Use ManuallyDrop in drop()

For some reason I don't want my struct to be collected when its lifetime is over, instead, I want to save it for later use, here's my solution:

struct Foo {
    data: Vec<u8>,
}

impl Foo {
    thread_local! {
        static CACHE: UnsafeCell<Vec<Foo>> = UnsafeCell::new(Vec::new());
    }
}

impl Drop for Foo {
    fn drop(&mut self) {
        self.data.clear();
        let foo_default = Foo { data: Vec::new() };
        let foo = std::mem::replace(self, foo_default);
        Self::CACHE.with(|cache| {
            unsafe { (*cache.get()).push(foo) }
        });
    }
}

But the code is not the most efficiency, even though Vec::new do not allocate memory, let foo_default = Foo { data: Vec::new() }; is not zero cost, which I don't really need. But I can't use MaybeUninit, since the replaced data field will be collect.

I tried to use MauallyDrop, but it takes a Foo, while drop only offer a &mut Foo.

So how to write to make this drop function more efficiency?

P.S. the let mut vec = cache.take(); has the same problem

You should use ManuallyDrop in the field:

struct Foo {
    data: ManuallyDrop<Vec<u8>>,
}

But don't bother. The overhead is so small I don't believe it will affect something,

BTW, you can #[derive(Default)] then instead of std::mem::replace(self, Foo { ... }) just do std::mem::take(self).

2 Likes

I considered this solution, but it just changes things too much, the refactor will take times :rofl:

It is zero cost. Why not?

I think it will write some default value to memory, some sort of memset(0, sizeof(foo_default) . So I guess it's more costy than use MaybeUninit::asssume_init. Or do I miss something?

If the value is dropped immediately after, LLVM may optimize the write away.

It will create a triple like (1usize, 0usize, 0usize), i.e. "dangling pointer to u8, capacity = 0, length = 0". This is not literally zero-cost, but any other operation around here will be more costly.

1 Like

When in doubt, try to see if a helper const can be used:

const DEFAULT_FOO: Foo = Foo { data: Vec::new() };

then, by design, producing a CONST is guaranteed to be zero-cost (modulo the bitwise-copy of the entity itself).
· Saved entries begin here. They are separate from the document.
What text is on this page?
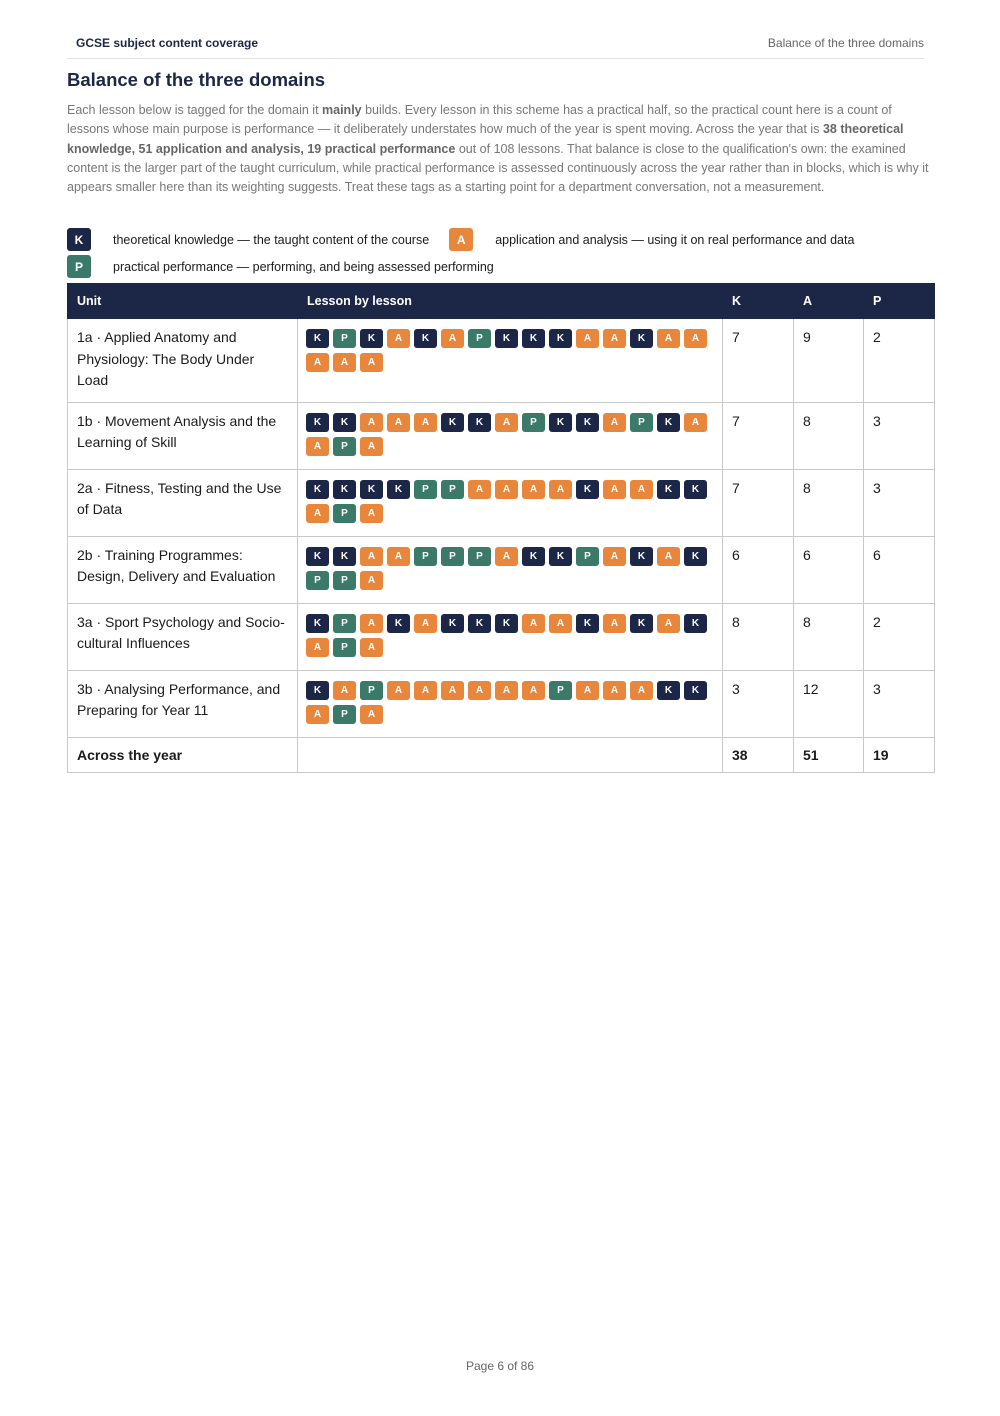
GCSE subject content coverage	Balance of the three domains
Balance of the three domains

Each lesson below is tagged for the domain it mainly builds. Every lesson in this scheme has a practical half, so the practical count here is a count of lessons whose main purpose is performance — it deliberately understates how much of the year is spent moving. Across the year that is 38 theoretical knowledge, 51 application and analysis, 19 practical performance out of 108 lessons. That balance is close to the qualification's own: the examined content is the larger part of the taught curriculum, while practical performance is assessed continuously across the year rather than in blocks, which is why it appears smaller here than its weighting suggests. Treat these tags as a starting point for a department conversation, not a measurement.

K	theoretical knowledge — the taught content of the course	A	application and analysis — using it on real performance and data
P	practical performance — performing, and being assessed performing
Unit	Lesson by lesson	K	A	P
1a · Applied Anatomy and Physiology: The Body Under Load	K P K A K A P K K K A A K A AA A A	7	9	2
1b · Movement Analysis and the Learning of Skill	K K A A A K K A P K K A P K AA P A	7	8	3
2a · Fitness, Testing and the Use of Data	K K K K P P A A A A K A A K KA P A	7	8	3
2b · Training Programmes: Design, Delivery and Evaluation	K K A A P P P A K K P A K A KP P A	6	6	6
3a · Sport Psychology and Socio-cultural Influences	K P A K A K K K A A K A K A KA P A	8	8	2
3b · Analysing Performance, and Preparing for Year 11	K A P A A A A A A P A A A K KA P A	3	12	3
Across the year		38	51	19
Page 6 of 86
  • In this instance, it just so happens that Vec::new() itself is designed to be zero-cost as well; it's basically the same as producing a (1, 0, 0) triplet of usize values.

With it, doing mem::replace(self, DEFAULT_FOO); is thus guaranteed to be as zero-cost as possible: bit-copying the vec and potentially[1] "replacing it with a "NULL vec"[2].


  1. with optimizations this will probably be skipped altogether ↩︎

  2. this is what Vec::new() yields, for what is worth ↩︎

2 Likes

I think it maybe a better way to write a custom function that takes the ownership of Foo, do what you want, then panic when manually drop by setting a special field.

In addition, if you want to collect the instance that going to be dropped by implementing Drop for Foo, you'll face a situation that how to drop collected instance. Memory leak, stack overflow or dead cycle will be the result.

1 Like

That's a good point, using drop like this is definitely an ill design, I think I should refactor the code after all, though it is painful.